STUDENT is the first of Darezhan Omirbaev's films that TrustMovies has seen, but if it's a fair indication of this Kazakh film-maker's quality, little wonder this fellow's reputation is on the rise. An awfully lot happens in Fyodor Dostoyevsky's original novel Crime and Punishment, which forms the basis of Omirbaev's movie. The glory of the filmmaker's achievement is that, while he has shortened the story via less incidents and characters, he has man-aged to distill the novel wonderfully well without watering it down.

Part of the mystery and achievement of Dostoyevsky is his creation of Raskolnikov, whose character and motives are both plain and obscure. Not everything can be explained, nor does it need to be. Real character is always part mystery. Omirbaev (shown at right -- who doubles as actor here, playing a film director of the film within the film) understands this and so manages the same complex achievement. While there is plenty of motive to be found in our student's environment -- beginning with the film he is working on as part of the crew, during which he observes another young crew member given a beating because he spilled tea on the sleazy "star" -- he is also clearly and profoundly ill at ease with society and himself.

Kazakhstan today proves a near-perfect place to set a modern retelling of this tale, for evidently, its capital, Almaty, has become a paean to Capitalism run amok. Hearing a woman professor teach a class (below) on this subject is outright shocking, particularly given what us oldsters recall of the formerly Communist times. The prof's lecture is capped off perfectly with a statement from one of her students that brings everything immediately into perspective. There is also a scene involving a stalled car and a donkey that is simply staggering in its look at the "entitlement" of the fittest.
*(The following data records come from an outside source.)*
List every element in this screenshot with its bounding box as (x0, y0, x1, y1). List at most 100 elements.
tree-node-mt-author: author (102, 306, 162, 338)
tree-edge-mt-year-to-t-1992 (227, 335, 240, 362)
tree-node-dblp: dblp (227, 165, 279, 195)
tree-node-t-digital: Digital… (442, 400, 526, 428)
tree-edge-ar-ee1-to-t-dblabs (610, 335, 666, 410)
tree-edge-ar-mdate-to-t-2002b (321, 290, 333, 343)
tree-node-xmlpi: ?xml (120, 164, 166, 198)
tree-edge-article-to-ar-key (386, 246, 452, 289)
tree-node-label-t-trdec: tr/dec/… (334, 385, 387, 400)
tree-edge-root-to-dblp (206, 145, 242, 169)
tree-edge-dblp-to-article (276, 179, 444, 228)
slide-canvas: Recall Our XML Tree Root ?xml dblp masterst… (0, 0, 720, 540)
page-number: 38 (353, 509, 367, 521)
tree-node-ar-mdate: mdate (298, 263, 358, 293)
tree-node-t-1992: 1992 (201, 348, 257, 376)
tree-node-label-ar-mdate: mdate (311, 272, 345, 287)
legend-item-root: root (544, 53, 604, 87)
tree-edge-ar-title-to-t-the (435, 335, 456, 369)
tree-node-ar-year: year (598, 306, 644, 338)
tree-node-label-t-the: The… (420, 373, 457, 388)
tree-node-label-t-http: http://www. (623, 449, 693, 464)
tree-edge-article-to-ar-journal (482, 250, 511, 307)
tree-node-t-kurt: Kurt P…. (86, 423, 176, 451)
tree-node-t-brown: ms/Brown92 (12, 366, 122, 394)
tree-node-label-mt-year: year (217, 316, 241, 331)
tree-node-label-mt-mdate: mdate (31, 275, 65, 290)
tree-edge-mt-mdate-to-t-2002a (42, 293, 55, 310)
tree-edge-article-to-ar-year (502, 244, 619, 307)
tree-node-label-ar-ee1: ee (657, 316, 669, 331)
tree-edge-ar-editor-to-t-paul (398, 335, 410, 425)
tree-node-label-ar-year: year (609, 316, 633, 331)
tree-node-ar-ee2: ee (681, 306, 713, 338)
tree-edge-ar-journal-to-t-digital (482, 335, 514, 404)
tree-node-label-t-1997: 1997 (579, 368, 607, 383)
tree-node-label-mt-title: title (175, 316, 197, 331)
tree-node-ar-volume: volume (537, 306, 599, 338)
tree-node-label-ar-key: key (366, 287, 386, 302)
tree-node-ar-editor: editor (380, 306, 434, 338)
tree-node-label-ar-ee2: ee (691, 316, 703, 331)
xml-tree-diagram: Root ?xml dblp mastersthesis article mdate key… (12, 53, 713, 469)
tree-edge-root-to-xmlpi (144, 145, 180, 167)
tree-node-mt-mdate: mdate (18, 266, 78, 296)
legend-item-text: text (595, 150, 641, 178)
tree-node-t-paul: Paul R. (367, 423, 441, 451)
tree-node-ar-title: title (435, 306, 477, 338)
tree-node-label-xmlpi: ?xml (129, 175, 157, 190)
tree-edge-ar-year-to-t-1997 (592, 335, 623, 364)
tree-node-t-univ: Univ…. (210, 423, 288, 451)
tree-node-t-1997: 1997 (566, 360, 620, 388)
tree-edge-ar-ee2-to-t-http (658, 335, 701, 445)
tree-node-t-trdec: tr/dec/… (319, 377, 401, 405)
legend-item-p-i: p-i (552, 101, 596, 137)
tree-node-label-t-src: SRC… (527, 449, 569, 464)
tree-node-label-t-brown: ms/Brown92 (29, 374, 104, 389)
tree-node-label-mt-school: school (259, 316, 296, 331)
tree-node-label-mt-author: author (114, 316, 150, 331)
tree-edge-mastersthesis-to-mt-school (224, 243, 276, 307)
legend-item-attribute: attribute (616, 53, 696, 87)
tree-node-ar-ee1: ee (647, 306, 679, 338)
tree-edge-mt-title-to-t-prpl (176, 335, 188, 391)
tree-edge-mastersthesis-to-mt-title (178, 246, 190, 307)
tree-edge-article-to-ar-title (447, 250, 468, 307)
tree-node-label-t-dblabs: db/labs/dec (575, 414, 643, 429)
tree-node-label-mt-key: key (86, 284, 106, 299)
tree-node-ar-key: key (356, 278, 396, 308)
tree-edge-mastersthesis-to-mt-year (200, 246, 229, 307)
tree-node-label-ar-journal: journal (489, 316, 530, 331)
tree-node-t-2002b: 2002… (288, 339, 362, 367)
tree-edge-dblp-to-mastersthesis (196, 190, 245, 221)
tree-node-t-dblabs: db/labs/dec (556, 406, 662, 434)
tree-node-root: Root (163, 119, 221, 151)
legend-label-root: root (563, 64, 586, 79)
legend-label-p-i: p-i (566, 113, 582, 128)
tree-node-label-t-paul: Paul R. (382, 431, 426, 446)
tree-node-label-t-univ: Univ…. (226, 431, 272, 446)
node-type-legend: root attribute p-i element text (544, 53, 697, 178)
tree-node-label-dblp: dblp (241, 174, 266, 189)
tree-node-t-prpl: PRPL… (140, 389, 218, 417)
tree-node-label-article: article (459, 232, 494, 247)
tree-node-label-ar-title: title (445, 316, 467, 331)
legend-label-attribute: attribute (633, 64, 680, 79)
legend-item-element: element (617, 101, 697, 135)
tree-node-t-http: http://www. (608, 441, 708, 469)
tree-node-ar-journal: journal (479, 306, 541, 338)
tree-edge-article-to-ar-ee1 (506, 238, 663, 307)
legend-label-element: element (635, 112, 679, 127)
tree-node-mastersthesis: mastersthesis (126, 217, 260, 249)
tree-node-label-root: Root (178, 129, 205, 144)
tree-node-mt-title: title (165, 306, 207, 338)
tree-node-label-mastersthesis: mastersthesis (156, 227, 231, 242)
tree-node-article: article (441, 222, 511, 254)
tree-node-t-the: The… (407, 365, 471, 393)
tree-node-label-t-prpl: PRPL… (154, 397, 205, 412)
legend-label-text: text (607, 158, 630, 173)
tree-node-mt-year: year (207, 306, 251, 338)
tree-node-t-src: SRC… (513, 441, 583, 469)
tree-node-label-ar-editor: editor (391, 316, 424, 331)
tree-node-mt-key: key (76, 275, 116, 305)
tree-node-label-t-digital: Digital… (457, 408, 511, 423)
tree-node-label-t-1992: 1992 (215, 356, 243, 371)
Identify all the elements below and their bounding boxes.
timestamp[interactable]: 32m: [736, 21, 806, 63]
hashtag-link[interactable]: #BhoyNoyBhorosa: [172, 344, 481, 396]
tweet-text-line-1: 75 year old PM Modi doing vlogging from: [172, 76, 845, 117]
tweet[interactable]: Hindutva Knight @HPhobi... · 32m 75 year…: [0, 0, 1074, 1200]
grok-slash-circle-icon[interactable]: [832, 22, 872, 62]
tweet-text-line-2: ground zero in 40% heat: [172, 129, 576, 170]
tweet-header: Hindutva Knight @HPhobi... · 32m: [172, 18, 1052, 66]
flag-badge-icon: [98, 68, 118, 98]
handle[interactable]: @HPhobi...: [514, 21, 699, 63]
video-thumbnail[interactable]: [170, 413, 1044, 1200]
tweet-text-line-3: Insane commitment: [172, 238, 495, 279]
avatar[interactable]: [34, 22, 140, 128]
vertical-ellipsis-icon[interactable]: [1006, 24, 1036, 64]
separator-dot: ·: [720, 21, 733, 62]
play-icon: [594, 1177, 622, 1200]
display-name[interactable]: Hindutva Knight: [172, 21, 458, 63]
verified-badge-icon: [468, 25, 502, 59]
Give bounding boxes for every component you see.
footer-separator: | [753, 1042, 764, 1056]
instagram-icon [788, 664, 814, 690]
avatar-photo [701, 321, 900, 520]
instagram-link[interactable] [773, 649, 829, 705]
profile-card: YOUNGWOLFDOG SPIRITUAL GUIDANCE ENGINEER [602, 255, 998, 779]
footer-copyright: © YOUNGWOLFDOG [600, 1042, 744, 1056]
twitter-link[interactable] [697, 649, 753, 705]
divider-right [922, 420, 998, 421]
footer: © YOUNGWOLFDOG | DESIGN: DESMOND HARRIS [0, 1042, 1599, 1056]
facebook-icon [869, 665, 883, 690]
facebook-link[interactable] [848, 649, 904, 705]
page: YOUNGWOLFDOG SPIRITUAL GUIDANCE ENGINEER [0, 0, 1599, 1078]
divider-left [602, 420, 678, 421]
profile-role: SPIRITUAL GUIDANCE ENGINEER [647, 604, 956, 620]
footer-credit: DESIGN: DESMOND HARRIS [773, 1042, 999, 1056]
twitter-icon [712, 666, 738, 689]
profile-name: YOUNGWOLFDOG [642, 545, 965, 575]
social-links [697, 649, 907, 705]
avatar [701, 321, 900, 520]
A poet appears, who takes our student back home with him to meet the family. The result is one of those weird acts of generosity that all of us are capable of at the odd time. After the student sees a local merchant refuse a poor old women any credit, he manages to get himself a black market gun (our kid has connections!). And yes, he uses it, as much, it seems, to allow him to understand of what he is capable, as for any sense of justice and righting wrongs.

We don't see the killings, which take place behind a closed door. The film is certainly shot on-the-cheap and is simply done, yet is it neither simple nor simplistic. Along the way television images consistently show us nature documentaries offering the survival-of-the-fittest theme. When, well into things, we visit another class in Kazakh, in which the teacher offers Lao-Tze philosophy so different from what we earlier heard, the effect lifts a load from our heart and mind.

Yes, we have the parental visit, with kid sister in tow, and the love object, whose purse our anti-hero manages to retrieve (above) at some physical cost after a robbery. All this is given us in quick strokes, with a minimum of dialog, yet the effect is deeply felt, both by the participants and us viewers. Omirbaev has an amazing penchant for making the tiny moment resonate. Don't blink. One of the most beautiful of these comes at a moment when our hero is undecided about entering or leaving a particular place and looks across to the face of his girl. Again, this is so quick, so barely there, and so profound.

We're never quite able to say exactly why our boy is adrift, depressed, cut off from social life. No theory fits exactly, and the mix of causes remains always just an educated guess. That is one of the things that makes Dostoyevsky resonate, and it works in this film, as well -- giving us, despite all that has gone before, an ending that is somehow quietly joyous.

Student, in Kazakh and Russian with English subtitles, which opens for a week's run tomorrow, Friday, May 31, at New York City's Anthology Film Archives, is co-presented by AFA and the Global Film Initiative and is part of the Global Lens 2013 film series.